An besseren Tagen kann ich viel kompensieren; bei längeren Untersuchungen, bei denen die Kompensationsmechanismen meines Hirns ausgeschaltet werden und irgendwann ermüden (wie z.B. beim Optiker) lassen sich meine Probleme aber aufdecken. Die Bilder von linkem und rechtem Auge driften dann dynamisch auseinander, werden mal links, mal rechts ausgeblendet. Bunte Schrift auf dunklem Hintergrund ist für mich im Randbereich sehr unangenehm – also einiges, was auch im Talk Erwähnung fand. Flackernde, stroboskopische Lichter übrigens ebenso (wobei ich keine Epilepsie habe).

Mir ist eine Sache als Feedback wichtig:
Ich bin der Meinung (aufgrund meiner eigenen Erfahrungen und des Hinweises auf die Neuroanatomie), dass Kopfbewegungen bei manchen Patienten ein confounding factor hinsichtlich Augenkoordinationsproblemen sein könnten. Es wäre interessant, das weiter zu überprüfen, und natürlich wäre auf die App bezogen die Frage, ob und wie sich Lösungen umsetzen lassen könnten, bei denen eine neutrale Kopfhaltung eingenommen werden kann.

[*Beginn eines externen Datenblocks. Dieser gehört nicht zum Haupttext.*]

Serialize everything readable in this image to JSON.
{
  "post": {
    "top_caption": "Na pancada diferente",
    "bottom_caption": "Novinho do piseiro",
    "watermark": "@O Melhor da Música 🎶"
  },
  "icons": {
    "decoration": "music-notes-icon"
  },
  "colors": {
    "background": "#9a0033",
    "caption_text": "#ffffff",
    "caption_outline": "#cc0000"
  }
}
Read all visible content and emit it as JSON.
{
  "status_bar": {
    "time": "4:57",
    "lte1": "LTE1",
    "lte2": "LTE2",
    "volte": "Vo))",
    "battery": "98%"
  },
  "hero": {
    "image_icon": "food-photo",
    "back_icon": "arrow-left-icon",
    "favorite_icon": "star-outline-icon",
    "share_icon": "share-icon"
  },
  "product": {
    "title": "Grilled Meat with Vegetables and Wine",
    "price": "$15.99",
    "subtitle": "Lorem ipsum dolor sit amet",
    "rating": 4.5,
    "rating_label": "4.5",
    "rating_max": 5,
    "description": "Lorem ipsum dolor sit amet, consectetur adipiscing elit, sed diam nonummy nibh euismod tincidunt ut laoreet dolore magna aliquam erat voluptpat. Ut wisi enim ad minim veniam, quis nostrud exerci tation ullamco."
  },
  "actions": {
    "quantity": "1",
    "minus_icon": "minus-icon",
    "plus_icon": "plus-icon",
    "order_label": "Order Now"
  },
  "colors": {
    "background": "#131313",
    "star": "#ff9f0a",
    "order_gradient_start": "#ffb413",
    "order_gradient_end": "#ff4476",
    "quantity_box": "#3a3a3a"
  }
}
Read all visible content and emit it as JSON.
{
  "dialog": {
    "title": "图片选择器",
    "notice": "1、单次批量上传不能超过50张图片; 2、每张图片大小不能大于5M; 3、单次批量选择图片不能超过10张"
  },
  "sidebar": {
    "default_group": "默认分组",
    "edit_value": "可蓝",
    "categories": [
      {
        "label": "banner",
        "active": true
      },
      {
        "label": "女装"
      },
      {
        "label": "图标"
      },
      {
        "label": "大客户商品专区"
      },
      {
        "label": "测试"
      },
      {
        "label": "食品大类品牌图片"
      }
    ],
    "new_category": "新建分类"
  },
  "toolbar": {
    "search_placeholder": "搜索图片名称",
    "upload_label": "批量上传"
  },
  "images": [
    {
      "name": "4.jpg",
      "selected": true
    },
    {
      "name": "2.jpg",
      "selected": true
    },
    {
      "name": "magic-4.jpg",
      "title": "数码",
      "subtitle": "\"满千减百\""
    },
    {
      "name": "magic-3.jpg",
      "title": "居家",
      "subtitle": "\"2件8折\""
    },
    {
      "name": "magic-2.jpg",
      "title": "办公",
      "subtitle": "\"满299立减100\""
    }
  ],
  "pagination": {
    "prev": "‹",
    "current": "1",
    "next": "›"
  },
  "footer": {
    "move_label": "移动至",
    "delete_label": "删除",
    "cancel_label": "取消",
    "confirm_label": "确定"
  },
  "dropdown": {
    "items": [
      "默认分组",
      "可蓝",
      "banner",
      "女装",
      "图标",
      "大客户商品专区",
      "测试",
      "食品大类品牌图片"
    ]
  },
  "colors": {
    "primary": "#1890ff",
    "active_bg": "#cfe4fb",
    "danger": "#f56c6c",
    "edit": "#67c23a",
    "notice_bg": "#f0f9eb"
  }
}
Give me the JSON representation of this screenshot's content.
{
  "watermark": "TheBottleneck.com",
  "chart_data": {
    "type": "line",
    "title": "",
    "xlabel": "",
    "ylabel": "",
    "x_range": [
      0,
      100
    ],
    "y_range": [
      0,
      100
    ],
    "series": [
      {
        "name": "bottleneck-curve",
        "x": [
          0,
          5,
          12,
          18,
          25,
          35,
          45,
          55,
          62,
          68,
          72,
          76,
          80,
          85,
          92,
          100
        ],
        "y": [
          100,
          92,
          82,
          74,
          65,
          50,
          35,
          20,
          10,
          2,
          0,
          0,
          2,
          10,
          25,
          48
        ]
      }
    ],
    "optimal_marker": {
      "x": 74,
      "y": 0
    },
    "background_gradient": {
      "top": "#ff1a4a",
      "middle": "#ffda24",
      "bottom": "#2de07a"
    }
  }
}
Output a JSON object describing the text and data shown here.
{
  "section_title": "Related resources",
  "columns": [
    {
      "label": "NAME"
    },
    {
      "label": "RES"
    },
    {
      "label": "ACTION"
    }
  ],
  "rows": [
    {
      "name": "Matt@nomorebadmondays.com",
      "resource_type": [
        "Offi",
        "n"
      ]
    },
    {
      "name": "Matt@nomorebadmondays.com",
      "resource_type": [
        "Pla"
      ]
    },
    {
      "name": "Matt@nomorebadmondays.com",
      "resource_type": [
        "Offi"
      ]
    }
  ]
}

Insgesamt würde ich mich freuen, wenn sich Ärzte und Forscher finden würden, die bereit sind, etablierte Lehrmeinungen in diesem Bereich in Frage zu stellen und die Interesse an Fällen wie meinem hätten. Es ist mir ein Herzensanliegen, dass Krankheitsbilder wie meines besser verstanden werden, und ich finde Forschung dazu sehr wichtig. Wenn die Informatik dazu Anregungen einbringen kann und in Kontakt mit der Medizin steht: Um so besser. Neue Sichtweisen und der Mut, etablierte Lehrmeinungen mittels Falsifikation zu überprüfen, tun manch etabliertem Forschungsfeld – gerade auch in der Medizin – sicher gut.